New technology has transformed the way in which we do our work in so many ways, and not least in making such a decentralized approach possible. Work that was initiated to inform the deliberations of the Commission on Evidence-based Policy-making (2, 4) led to the establishment of both a secure remote access facility and a robust training program(5, 6). That work has now matured into a thriving collaboration between state labor market and education agencies.  Just like the Farmers’ Institutes in the 19th Century that led to the land grant system and the ag extension system, state agencies have joined forces with their professional associations (NASWA and SHEEO) and established a formal governance structure to produce new projects and products.  They have identified low cost ways to produce extremely granular information to serve diverse populations in a way that protects privacy but does not distort the information. Simply put, they are democratizing local labor market and education information just as weather and agricultural information was democratized many decades ago(7).

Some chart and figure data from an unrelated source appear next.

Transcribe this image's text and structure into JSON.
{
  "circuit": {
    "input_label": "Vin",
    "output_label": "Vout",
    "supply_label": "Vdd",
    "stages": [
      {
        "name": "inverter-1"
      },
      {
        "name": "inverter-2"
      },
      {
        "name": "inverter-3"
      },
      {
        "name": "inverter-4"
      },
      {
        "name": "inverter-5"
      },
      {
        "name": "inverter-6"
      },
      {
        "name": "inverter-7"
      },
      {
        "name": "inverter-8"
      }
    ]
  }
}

I’m particularly excited that the training programs now have acquired the distinction of academic certification.  The University of Maryland’s Social Data Science Center and the New York University’s Wagner School of Public Service have created a joint Executive Certificate in Data Literacy and Evidence Building joint with Accenture, KYStats and the Coleridge initiative.  The syllabus, code, and training materials will be open source and available for any schools  – from public policy to data science – to adopt and reuse.  Indeed, the framework means that a data infrastructure could support the creation of data and evidence far beyond education and workforce information.  The need is just as great to inform decision making in criminal justice, welfare programs, and child nutrition programs, which are all administered at the state and local levels.   As the American Enterprise Institute piece concludes, a new national collaborative should be established that is grounded in the success of a set of regional collaboratives inspired by the Foundations of Evidence-Based Policymaking Act.   It should be designed to (1) empower state and local stakeholders—such as government agencies, governors’ offices, education and training providers, and chambers of commerce— to identify and solve local problems; (2) foster innovation and build capacity through innovation sandbox training programs with local universities; and (3) produce high-value products for timely decision-making.

What can the APDU community do to help effect such a change?  If you’re affiliated with an academic institution, or with a state agency that is interested in developing a similar training program, you can reach out to Julia Lane , to Frauke Kreuter, or to the multi-state data collaboratives to get started.   If you have interesting ideas about how to expand the approach to other domains, or to work with programmatic agencies or foundations, they could be presented at the next APDU conference or annual collaborative convening.   If you’re a federal or state decision maker, the approach is fully consistent with the White House push for evidence and evaluation as well as the 12 grand challenges identified by the National Academy of Public Administration

It’s an exciting time to be thinking about how data and evidence can be used to transform the public service, and we’re thrilled at the potential to connect with the APDU community.



  1. US Congress, editor Foundations for Evidence-Based Policy Making Act of 2018. 115 th Congress HR; 2018.
  2. Advisory Committee on Data for Evidence Building. Advisory Committee on Data for Evidence Building: Year 2 Report Washington DC2022.
  3. Lane J. Democratizing Our Data: A Manifesto: MIT Press; 2020.
  4. Advisory Committee on Data for Evidence Building. Year 2 Report, Supplementary Materials. In: Office of Management and Budget, editor. 2022.
  5. Foster I, Ghani R, Jarmin RS, Kreuter F, Lane J. Big data and social science: data science methods and tools for research and practice: CRC Press; 2020.
  6. Kreuter F, Ghani R, Lane J. Change through data: A data analytics training program for government employees. Harvard Data Science Review. 2019;1(2):1-26.
  7. Cunningham J, Hui A, Lane J, Putnam G. A Value-Driven Approach to Building Data Infrastructures: The example of the MidWest Collaborative. Harvard Data Science Review. 2021.